When Vikki Mackins of Burnsville answered a classified ad for a mattress last year, she was pretty excited about getting a queen-sized pillowtop mattress set for $89. What she saw when she got to Furniture Clearance Center in Brooklyn Park was not a pillowtop at all but a thin, smooth-top mattress with hot-air balloons printed on the top. She could feel and hear the springs when she squeezed it in her hand. Is this a case of "buyer beware" or bait and switch? In the circus-like atmosphere of "consumerworld," businesses and shoppers play tug of war between what is a legitimate advertisement in a competitive marketplace and what is misleading, unfair or just plain wrong.
Mackins, like most consumers, never complained to the Better Business Bureau (BBB), the attorney general or the Federal Trade Commission. She simply chose not to buy the product. Of the estimated 25 million consumers ripped off nationwide in a year, only about 8 percent ever make a formal complaint about fraud, scams or ripoffs, said Steve Baker, who directs the Midwest office of the Federal Trade Commission (FTC) in Chicago.
In 2007, the BBB of Minnesota received 25,818 complaints, with new-car dealerships, mortgage companies, banks, used-car dealerships and cell-phone services drawing the most complaints, said Lisa Jemtrud, trade practices manager of the Minnesota/North Dakota BBB. When companies run afoul of the bureau, it has three options:
• Change the company's public reliability report with the BBB.

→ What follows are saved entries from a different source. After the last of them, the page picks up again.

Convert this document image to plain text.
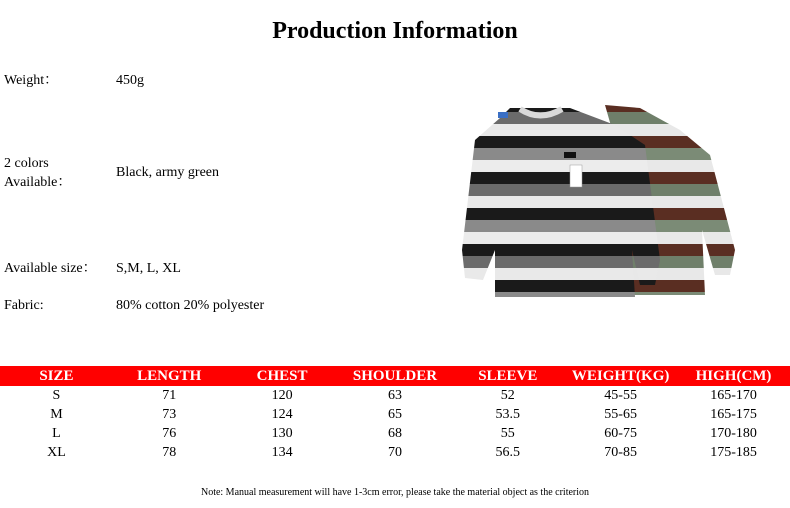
Production Information
Weight：	450g
2 colors
Available：
Black, army green
Available size： S,M, L, XL
Fabric:	80% cotton 20% polyester
SIZE	LENGTH	CHEST	SHOULDER	SLEEVE	WEIGHT(KG)	HIGH(CM)
S	71	120	63	52	45-55	165-170
M	73	124	65	53.5	55-65	165-175
L	76	130	68	55	60-75	170-180
XL	78	134	70	56.5	70-85	175-185
Note: Manual measurement will have 1-3cm error, please take the material object as the criterion
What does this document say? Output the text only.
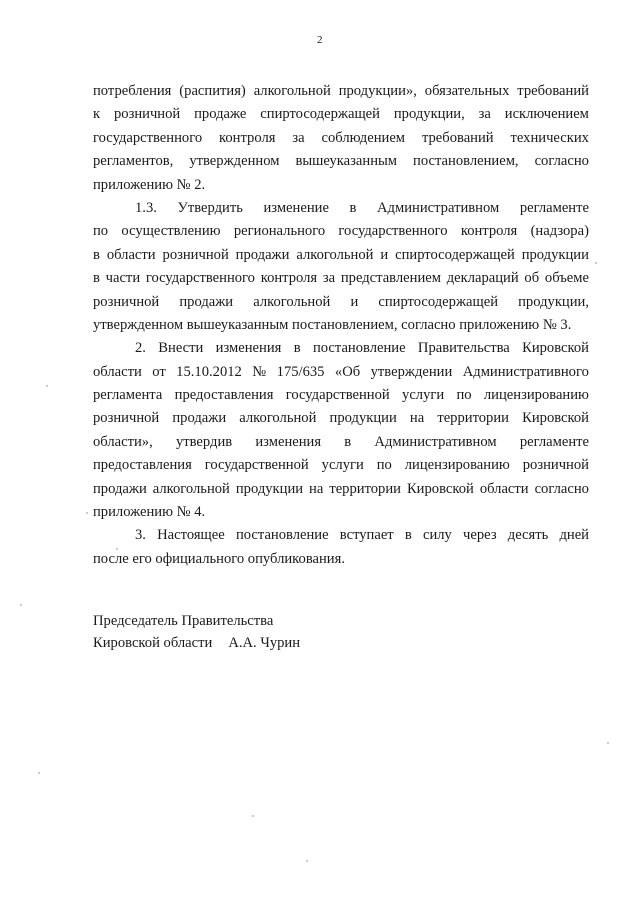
2
потребления (распития) алкогольной продукции», обязательных требований
к розничной продаже спиртосодержащей продукции, за исключением
государственного контроля за соблюдением требований технических
регламентов, утвержденном вышеуказанным постановлением, согласно
приложению № 2.
1.3. Утвердить изменение в Административном регламенте
по осуществлению регионального государственного контроля (надзора)
в области розничной продажи алкогольной и спиртосодержащей продукции
в части государственного контроля за представлением деклараций об объеме
розничной продажи алкогольной и спиртосодержащей продукции,
утвержденном вышеуказанным постановлением, согласно приложению № 3.
2. Внести изменения в постановление Правительства Кировской
области от 15.10.2012 № 175/635 «Об утверждении Административного
регламента предоставления государственной услуги по лицензированию
розничной продажи алкогольной продукции на территории Кировской
области», утвердив изменения в Административном регламенте
предоставления государственной услуги по лицензированию розничной
продажи алкогольной продукции на территории Кировской области согласно
приложению № 4.
3. Настоящее постановление вступает в силу через десять дней
после его официального опубликования.
Председатель Правительства
Кировской области А.А. Чурин
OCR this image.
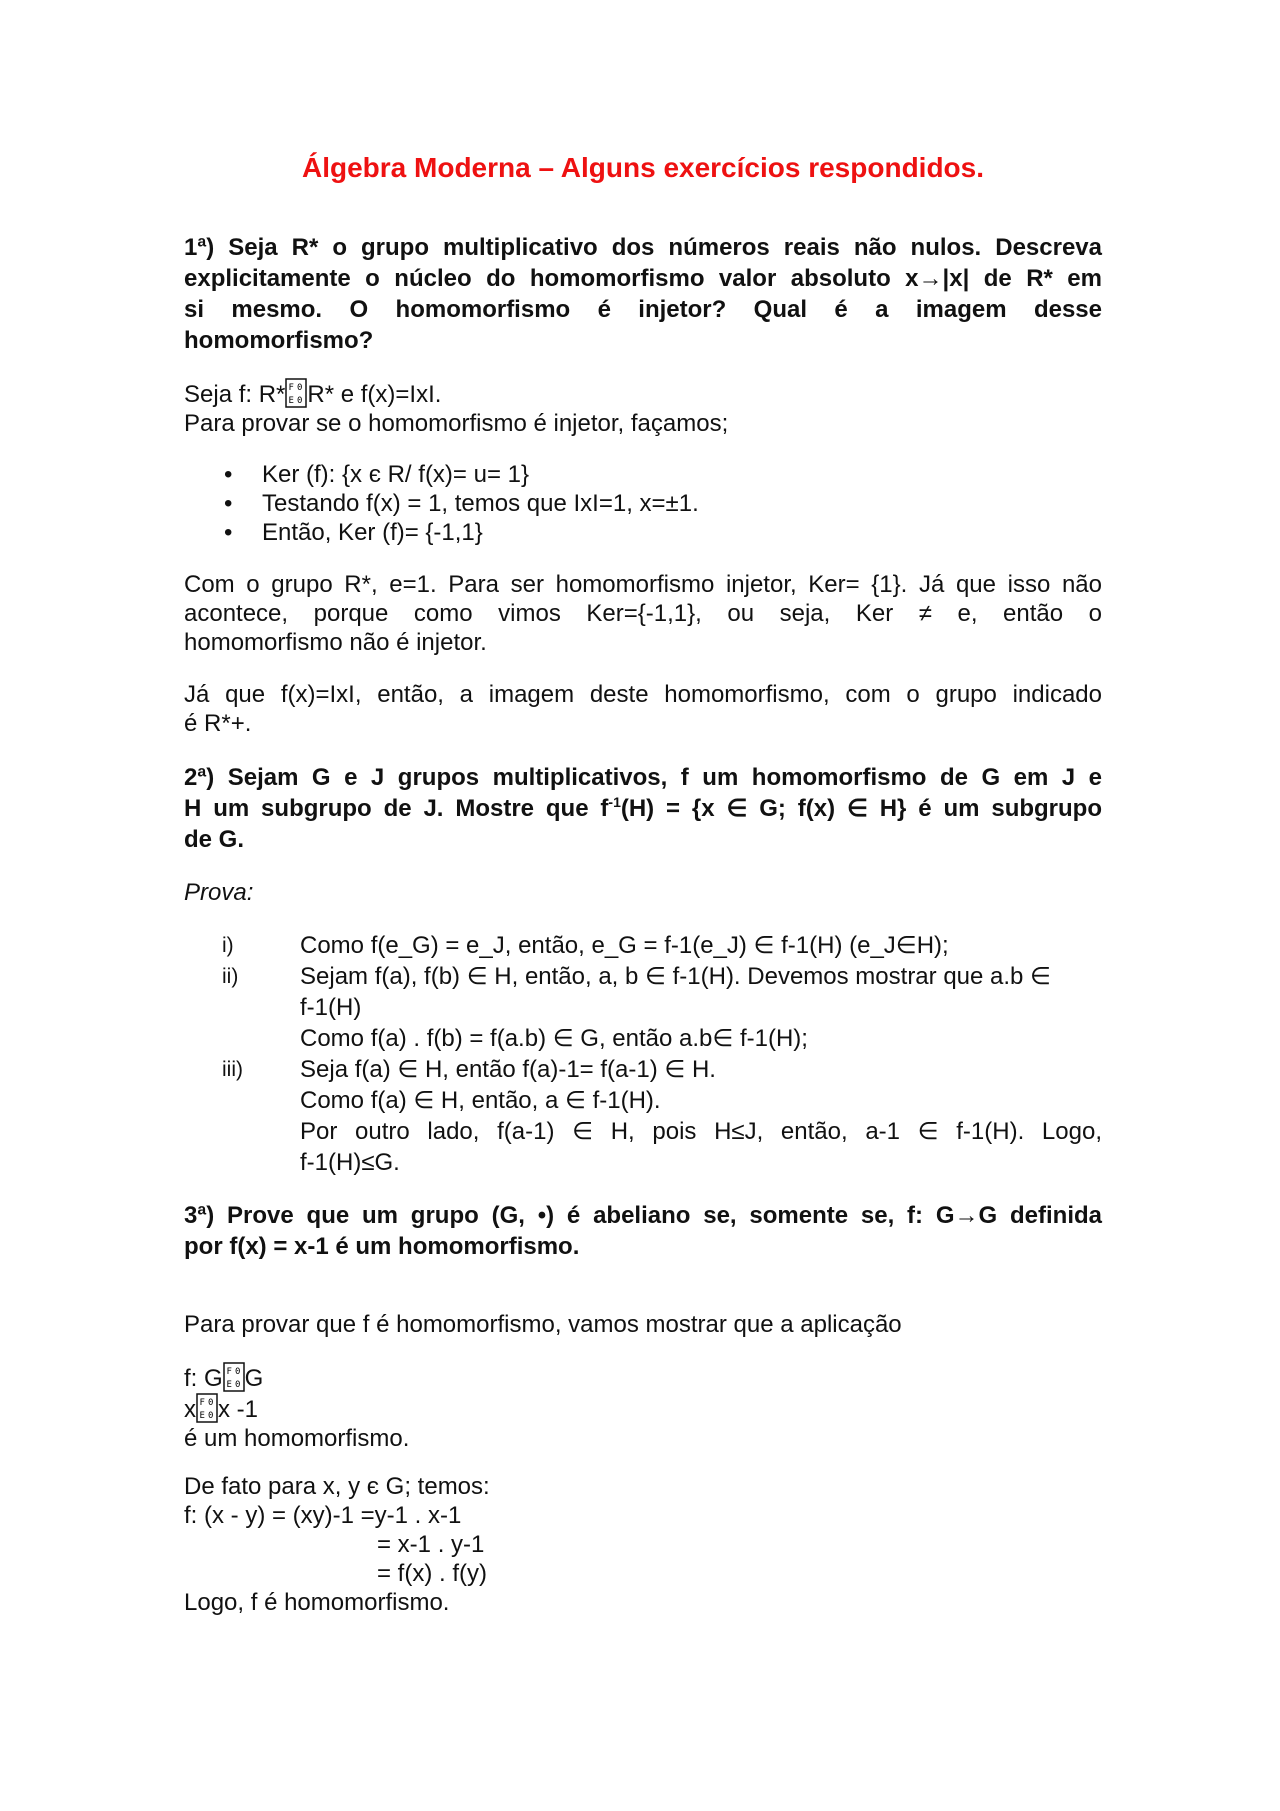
Álgebra Moderna – Alguns exercícios respondidos.
1ª) Seja R* o grupo multiplicativo dos números reais não nulos. Descreva
explicitamente o núcleo do homomorfismo valor absoluto x→|x| de R* em
si mesmo. O homomorfismo é injetor? Qual é a imagem desse
homomorfismo?
Seja f: R* F 0
E 0 R* e f(x)=IxI.
Para provar se o homomorfismo é injetor, façamos;
• Ker (f): {x є R/ f(x)= u= 1}
• Testando f(x) = 1, temos que IxI=1, x=±1.
• Então, Ker (f)= {-1,1}
Com o grupo R*, e=1. Para ser homomorfismo injetor, Ker= {1}. Já que isso não
acontece, porque como vimos Ker={-1,1}, ou seja, Ker ≠ e, então o
homomorfismo não é injetor.
Já que f(x)=IxI, então, a imagem deste homomorfismo, com o grupo indicado
é R*+.
2ª) Sejam G e J grupos multiplicativos, f um homomorfismo de G em J e
H um subgrupo de J. Mostre que $f^{-1}(H) = \{x$ ∈ G; f(x) ∈ H} é um subgrupo
de G.
Prova:
i)	Como f(e_G) = e_J, então, e_G = f-1(e_J) ∈ f-1(H) (e_J∈H);
ii)	Sejam f(a), f(b) ∈ H, então, a, b ∈ f-1(H). Devemos mostrar que a.b ∈
f-1(H)
Como f(a) . f(b) = f(a.b) ∈ G, então a.b∈ f-1(H);
iii) Seja f(a) ∈ H, então f(a)-1= f(a-1) ∈ H.
Como f(a) ∈ H, então, a ∈ f-1(H).
Por outro lado, f(a-1) ∈ H, pois H≤J, então, a-1 ∈ f-1(H). Logo,
f-1(H)≤G.
3ª) Prove que um grupo (G, •) é abeliano se, somente se, f: G→G definida
por f(x) = x-1 é um homomorfismo.
Para provar que f é homomorfismo, vamos mostrar que a aplicação
f: G F 0
E 0 G
x F 0
E 0 x -1
é um homomorfismo.
De fato para x, y є G; temos:
f: (x - y) = (xy)-1 =y-1 . x-1
= x-1 . y-1
= f(x) . f(y)
Logo, f é homomorfismo.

• Send the violation to the state attorney general, postal inspector, department of commerce, local police or another agency.
• Alert the news media.
Ethics 101
Last month in Golden Valley, more than 100 area businesses took part in an FTC-sponsored seminar on advertising ethics. Eileen Johnson, owner of Spirit Grove Photography in Roseville, wanted to learn about direct mail and gift cards, because she gives away such cards as an advertising promotion. She found out that although Minnesota does not allow gift cards with an expiration date, free gift cards are exempt from the new rule.